Sacrificial giving is the highest form of freedom, yielding the highest form of gift. There is no self-seeking, no “strings attached” in sacrificial giving. That offering of what’s precious, in a spirit of unselfishness and trust, is why Satan hates sacrifice. Sacrifice is contrary to the work of Satan, who’s motto is: “Me first! Me! Always first!” Hands and heart, spread wide open upon the altar of sacrifice, are the fullest sign of rejecting Satan.
The sacrifice of Christ the Priest upon the altar of the cross is God’s most potent weapon against Satan. Thus Satan hates the Mass and the Eucharist above all else. That sacrifice of Calvary made present again upon our altars is the supreme instrument of our freedom from sin, and is our path to heaven. Knowing that, Satan trivializes the deadliness of our sin, so that in turn we will trivialize our need for the Sacrifice of the Mass.
I insist on the absolute necessity of Christ crucified because I know my sin. My sin! Not just my quirks, faults, foibles and failings. Not just my mistakes, indiscretions or peccadillos. My sin.
I know my sin—how it looks and stinks and burns. I know my sin is cunning even as it is irrational; I know my sin is deliberate even as it is feral. I know that my sin whispers to me like a lover and shouts at me like a jailer. I know that I choose and use my sin even as it seduces and uses me. I know that my sin has caused me to slap the face of the Holy God and yell, “My will be done!” I know that my sin has driven me from my Father’s house and caused me to live as if I were an orphan. I know that my sin, which I cling to even as I find it repulsive—I know that my sin is woven into my heart and mind and will like a cancer. I know that apart from the shed Blood of Jesus flushed through my body and soul—unless I consume the fruits of his sacrifice offered on the cross at Calvary—apart from that amazing grace—then my sin will finally consume me.
We can’t invite Satan into our lives and then expect him to behave. We can’t reason with our sin. Our sin will never be satisfied with being a junior partner or even an equal partner in our lives. No! Our sin wants power over every last bit of us!
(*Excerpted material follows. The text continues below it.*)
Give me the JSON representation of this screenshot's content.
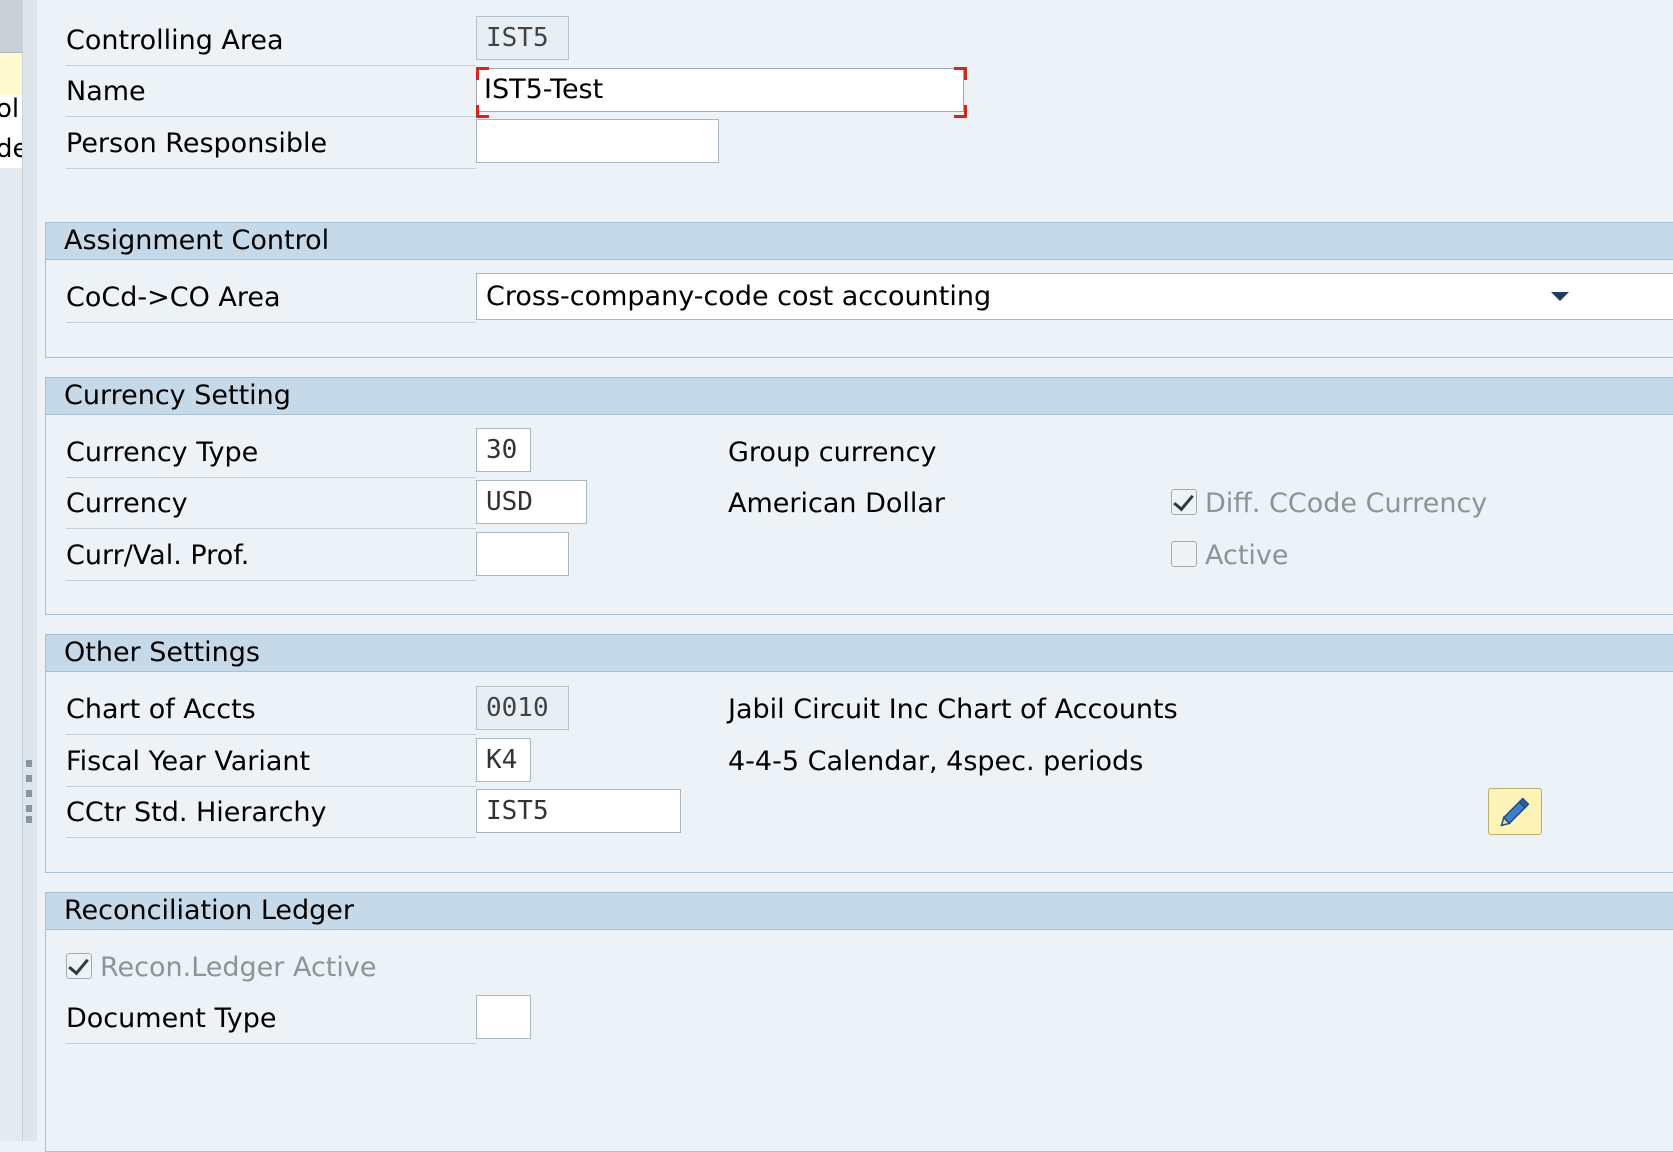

The poison of evil found in any fallen human heart cannot be negotiated with, cannot be persuaded even by the most earnest dialogue, and cannot be cured by human good intentions alone.
Those who know the merciful and healing embrace of our crucified and risen Lord, those who know that they have been ransomed and purified by innocent blood—those persons will surely, rightly, stubbornly and gladly exalt the priesthood of Christ. They know that Christ who is both priest and victim is God’s ultimate weapon against Satan. Our privilege at Mass is to be present again at Calvary, where the horror of the cross yielded our salvation and our hope of glory. How shall we respond worthily?
Preparing to celebrate Christmas, let’s remember that Mary’s child was born to live as a prophet, to die as a priest, and to reign forever as king. Let’s remember that our Heavenly Father’s sacrifice for us was his only-begotten Son. Between now and New Year’s Day, let’s make a plan to order our lives in gratitude for that sacrifice. Anything less from us would be an appalling injustice.